If Picasso's Guernica was the 20th century's most famous and embattled painting, Bilbao's Guggenheim may be the most celebrated building of all time. Described by Spanish novelist Manuel Vazquez Montalban as a "meteorite," this eruption of light and titanium paradoxically stationed in Bilbao's muscular industrial context has reinvented this city.
Perennially chided as the barrio industrial (industrial quarter) in contrast to San Sebastián's barrio jardín (garden quarter), Bilbao has long been perceived as a polluted steel and shipbuilding center by the foul-smelling Nervión estuary.
The Guggenheim has changed all that. Frank Gehry's gleaming brainchild, alternately hailed as "the greatest building of our time" (architect Philip Johnson), "the best building of the 20th century" (Spain's King Juan Carlos), and "a miracle" (Herbert Muschamp, New York Times), has sparked a renaissance in the Basque country. In its first year, the Guggenheim attracted 1.4 million visitors, three times the number expected and more than what both Guggenheim museums in New York received together in the same period. Revenue in the first year alone exceeded the original investment. Incredibly, the Guggenheim already holds the Spanish record for single-day visits to a museum (9,300), and the crowds are not diminishing.
The museum itself is as superlative as the hoopla suggests. Gehry's quasi-mechanical tour de force provides an ideal context for the postmodern and futuristic artworks it contains. The smoothly rounded, asymmetrical, ship's-prow-like amalgam of limestone, glass, and titanium ingeniously recalls Bilbao's shipbuilding and steel-manufacturing past while using transparency and reflective materials to create a shimmering, futuristic luminosity. The final section of the Nervión's La Salve bridge is almost part of the structure, rendering the Guggenheim the virtual doorway to Bilbao.

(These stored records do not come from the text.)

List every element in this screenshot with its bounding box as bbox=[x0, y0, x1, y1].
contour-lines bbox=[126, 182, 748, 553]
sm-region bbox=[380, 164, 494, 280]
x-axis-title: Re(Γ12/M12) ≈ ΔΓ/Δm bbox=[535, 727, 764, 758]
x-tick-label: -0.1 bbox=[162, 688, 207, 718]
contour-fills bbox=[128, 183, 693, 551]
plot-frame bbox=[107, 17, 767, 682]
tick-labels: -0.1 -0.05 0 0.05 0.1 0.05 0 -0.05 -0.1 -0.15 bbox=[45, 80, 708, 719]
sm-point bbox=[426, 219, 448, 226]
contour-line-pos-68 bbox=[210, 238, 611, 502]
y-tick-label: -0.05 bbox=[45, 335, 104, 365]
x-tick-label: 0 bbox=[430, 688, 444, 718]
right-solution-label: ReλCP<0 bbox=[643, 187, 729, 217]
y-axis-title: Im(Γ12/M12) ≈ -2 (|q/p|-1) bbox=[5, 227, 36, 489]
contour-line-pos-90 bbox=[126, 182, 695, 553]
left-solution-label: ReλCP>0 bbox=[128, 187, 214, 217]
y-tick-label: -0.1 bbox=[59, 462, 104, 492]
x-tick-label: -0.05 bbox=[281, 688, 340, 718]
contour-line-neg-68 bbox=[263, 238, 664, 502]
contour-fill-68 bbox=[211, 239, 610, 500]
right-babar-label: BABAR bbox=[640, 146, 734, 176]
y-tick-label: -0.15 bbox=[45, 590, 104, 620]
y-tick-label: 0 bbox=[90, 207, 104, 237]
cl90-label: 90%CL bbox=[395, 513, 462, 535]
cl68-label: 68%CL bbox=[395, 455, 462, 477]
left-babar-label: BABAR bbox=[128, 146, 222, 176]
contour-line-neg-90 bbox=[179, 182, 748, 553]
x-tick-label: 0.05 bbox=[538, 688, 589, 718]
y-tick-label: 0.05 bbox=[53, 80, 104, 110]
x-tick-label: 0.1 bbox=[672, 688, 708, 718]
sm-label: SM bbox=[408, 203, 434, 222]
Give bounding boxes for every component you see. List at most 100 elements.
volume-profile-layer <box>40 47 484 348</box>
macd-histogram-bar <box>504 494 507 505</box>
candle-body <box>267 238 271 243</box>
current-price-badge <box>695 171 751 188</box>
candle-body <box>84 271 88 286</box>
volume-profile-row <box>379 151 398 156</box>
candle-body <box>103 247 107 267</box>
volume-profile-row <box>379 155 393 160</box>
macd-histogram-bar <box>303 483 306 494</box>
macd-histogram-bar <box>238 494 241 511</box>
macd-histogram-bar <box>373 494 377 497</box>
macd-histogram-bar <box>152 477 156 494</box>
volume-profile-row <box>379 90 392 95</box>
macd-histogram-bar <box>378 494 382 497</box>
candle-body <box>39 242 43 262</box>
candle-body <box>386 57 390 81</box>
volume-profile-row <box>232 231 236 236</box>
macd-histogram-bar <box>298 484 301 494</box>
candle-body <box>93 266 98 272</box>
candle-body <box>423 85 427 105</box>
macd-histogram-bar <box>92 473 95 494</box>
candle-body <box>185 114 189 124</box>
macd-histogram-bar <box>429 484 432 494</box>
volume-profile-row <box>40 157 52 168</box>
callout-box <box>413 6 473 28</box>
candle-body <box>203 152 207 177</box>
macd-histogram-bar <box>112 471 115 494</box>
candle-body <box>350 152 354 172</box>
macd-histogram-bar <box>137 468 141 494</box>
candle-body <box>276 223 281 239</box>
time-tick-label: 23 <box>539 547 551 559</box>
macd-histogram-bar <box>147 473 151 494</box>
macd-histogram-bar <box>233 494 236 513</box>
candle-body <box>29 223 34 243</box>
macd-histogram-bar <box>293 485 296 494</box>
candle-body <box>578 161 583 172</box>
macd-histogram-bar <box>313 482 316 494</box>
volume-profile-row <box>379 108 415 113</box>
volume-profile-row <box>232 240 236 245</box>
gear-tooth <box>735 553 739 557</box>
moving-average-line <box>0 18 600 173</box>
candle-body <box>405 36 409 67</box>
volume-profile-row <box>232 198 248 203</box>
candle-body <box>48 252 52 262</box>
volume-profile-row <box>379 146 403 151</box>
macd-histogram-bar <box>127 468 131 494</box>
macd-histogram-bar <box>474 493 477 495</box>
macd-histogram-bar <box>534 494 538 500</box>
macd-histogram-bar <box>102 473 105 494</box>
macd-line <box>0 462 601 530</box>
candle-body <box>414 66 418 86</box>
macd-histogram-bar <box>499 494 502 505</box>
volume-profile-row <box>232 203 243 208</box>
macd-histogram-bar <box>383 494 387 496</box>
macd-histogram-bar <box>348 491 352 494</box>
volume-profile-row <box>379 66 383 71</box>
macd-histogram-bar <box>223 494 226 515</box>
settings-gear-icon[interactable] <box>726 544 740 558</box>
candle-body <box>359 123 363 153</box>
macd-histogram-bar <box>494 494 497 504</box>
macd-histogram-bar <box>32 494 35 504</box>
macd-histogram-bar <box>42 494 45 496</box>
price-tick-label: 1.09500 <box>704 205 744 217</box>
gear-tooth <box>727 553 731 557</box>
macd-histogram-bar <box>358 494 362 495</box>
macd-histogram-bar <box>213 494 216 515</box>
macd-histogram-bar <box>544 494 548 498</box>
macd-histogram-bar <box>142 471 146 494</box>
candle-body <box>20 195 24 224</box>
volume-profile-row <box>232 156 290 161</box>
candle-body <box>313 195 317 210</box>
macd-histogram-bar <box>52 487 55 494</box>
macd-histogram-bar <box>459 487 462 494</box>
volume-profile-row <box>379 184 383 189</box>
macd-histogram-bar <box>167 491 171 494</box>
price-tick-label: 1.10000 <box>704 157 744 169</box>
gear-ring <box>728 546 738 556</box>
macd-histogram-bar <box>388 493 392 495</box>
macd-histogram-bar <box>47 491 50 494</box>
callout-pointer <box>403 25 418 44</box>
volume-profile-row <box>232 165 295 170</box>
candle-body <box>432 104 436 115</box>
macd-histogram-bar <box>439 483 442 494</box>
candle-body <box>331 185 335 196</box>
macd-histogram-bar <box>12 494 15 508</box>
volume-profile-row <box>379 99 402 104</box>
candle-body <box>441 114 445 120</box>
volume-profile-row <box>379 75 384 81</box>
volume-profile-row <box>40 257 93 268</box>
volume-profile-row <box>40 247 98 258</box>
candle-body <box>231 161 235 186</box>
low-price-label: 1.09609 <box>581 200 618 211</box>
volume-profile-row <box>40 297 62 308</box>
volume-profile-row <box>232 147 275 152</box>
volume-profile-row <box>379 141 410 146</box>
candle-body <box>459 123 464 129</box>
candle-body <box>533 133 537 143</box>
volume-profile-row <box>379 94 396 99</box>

The collection, described by director Thomas Krens as "a daring history of the art of the 20th century," consists of 242 works, 186 from New York's Guggenheim and 50 acquired by the Basque government. Artists whose names are synonymous with the 20th century (Kandinsky, Picasso, Ernst, Braque, Miró, Calder, Malevich) and particularly artists of the '50s and '60s (Pollock, Rothko, De Kooning, Chillida, Tàpies, Iglesias) are joined by contemporary figures (Nauman, Muñoz, Schnabel, Badiola, Barceló, Basquiat). The ground floor is dedicated to large-format and installation work, some of which -- like Richard Serra's Serpent -- was created specifically for the space it occupies. Claes Oldenburg's Knife Ship, Robert Morris's walk-in Labyrinth, and pieces by Beuys, Boltansky, Long, Holzer, and others round out the heavyweight division in and around what is now the largest gallery in the world.